From Google's GTIG report: https://cloud.google.com/blog/topics/threat-intelligence/ai-...

"Although we do not believe Gemini was used, based on the structure and content of these exploits, we have high confidence that the actor likely leveraged an AI model to support the discovery and weaponization of this vulnerability. For example, the script contains an abundance of educational docstrings, including a hallucinated CVSS score, and uses a structured, textbook Pythonic format highly characteristic of LLMs training data (e.g., detailed help menus and the clean _C ANSI color class) "

> I wonder what gives them that "high confidence", as opposed to this being just a traditional zero-day?

Google, Cloudflare, and Microsoft are a trio of companies that get to see most of what's going on the internet. I imagine that if they see you attacking them, they can work back from that and get remarkably far, even against sophisticated actors. If it's their LLM, they presumably keep transcripts. If you searched for the affected API function via a search engine, they almost certainly know. Even if you used a competing search product, you probably went to a site that has Google Analytics. Oh, and one of these companies probably has your DNS lookups. And a good chunk of the world's email traffic. And telemetry from your workstation. And auto-uploaded crash reports... And if it's bad, they can work together behind the scenes to get to the bottom of it.

So, when their threat intel orgs say they have high confidence in something, I'd be inclined to believe it.

Well, it’s great marketing for LLM products at the enterprise level. Even if they weren’t sure, they have every incentive to run with it now, and the issue a “whoopsie daisy” apology later after the tech media stopped paying attention.

The article strongly implies they have the (Python) source code, and that it looks LLM generated. I don't know about you, but I can usually tell LLM code from a mile away.

We are going to be seeing a lot of these moving forward. It's the easy way out. If you've worked with Google, you will know that it's an environment where accountability doesn't thrive. You will find people who know nothing about Google's product portfolio hold advisory roles around the products. They don't care, there's no one to even question them. They just know to make colourful graphs with the most useless metrics to justify they "add value" to the company. Expecting them to take accountability is like trying to mix oil and water.

Humans can sometimes find a needle in a haystack, but its impossible for us to find multiple needles in multiple haystacks and chain them together into an attack. AIs can work through a complex search space much more efficiently, that's the tell.
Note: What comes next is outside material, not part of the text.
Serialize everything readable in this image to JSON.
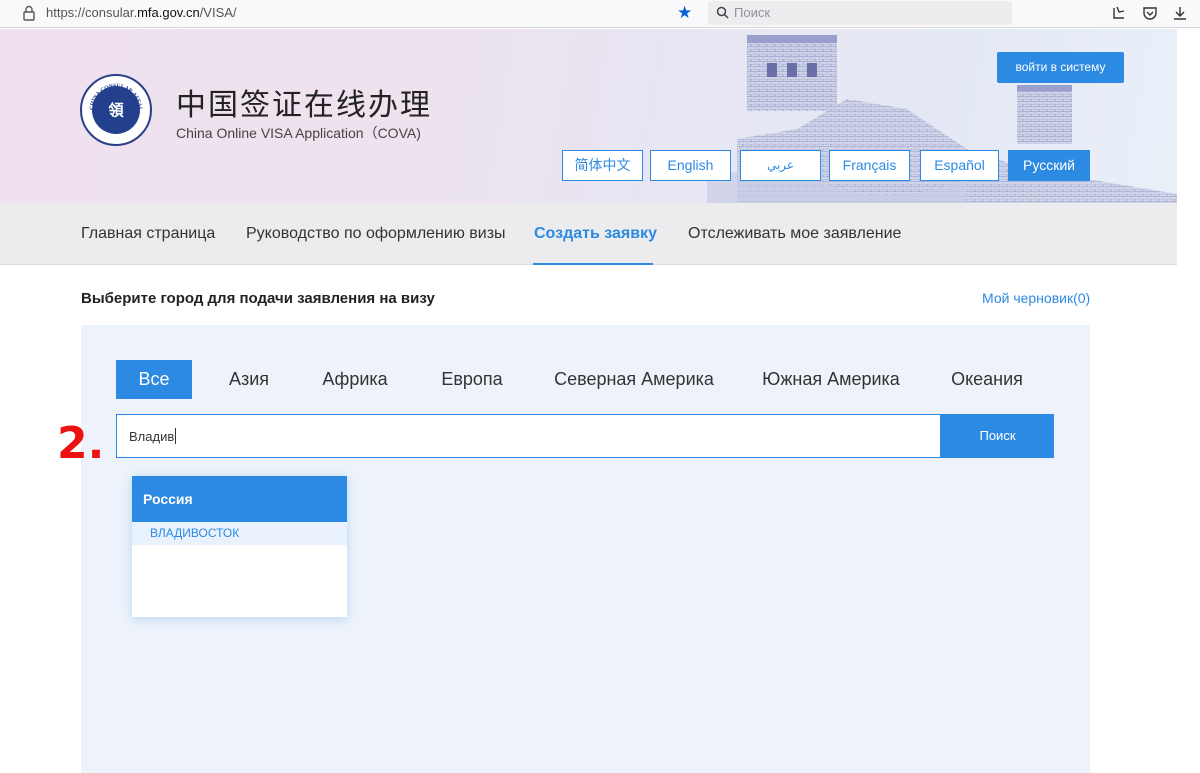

The article says it included excessive explainer text. And I'm almost positive an earlier version of the article referenced hallucinated library references though I don't see it in the present version of the article.

Maybe after they realized how they were vulnerable they asked an LLM to find the exploit through a similar means to try and replicate it. Still doesn't prove it but maybe gives them confidence this weird thing can only really be found that way etc.

> I wonder what gives them that "high confidence", as opposed to this being just a traditional zero-day?

Excessive use of em-dashes, and emoji bullet points in the readme

Maybe they saw traffic that looked like AI prodding an API and quickly adapting to find the bug?

But at this point I feel like odds are everyone looking for vulnerabilities is using AI to some extent. Why wouldn't they? It'd be stranger if they didn't.

Presumably the attacker used Google's own LLM and they searched the history of all user chats to find the transcript.

I say this only slightly in jest, as that's about the only thing I can think of which would legitimately give them 'high confidence'.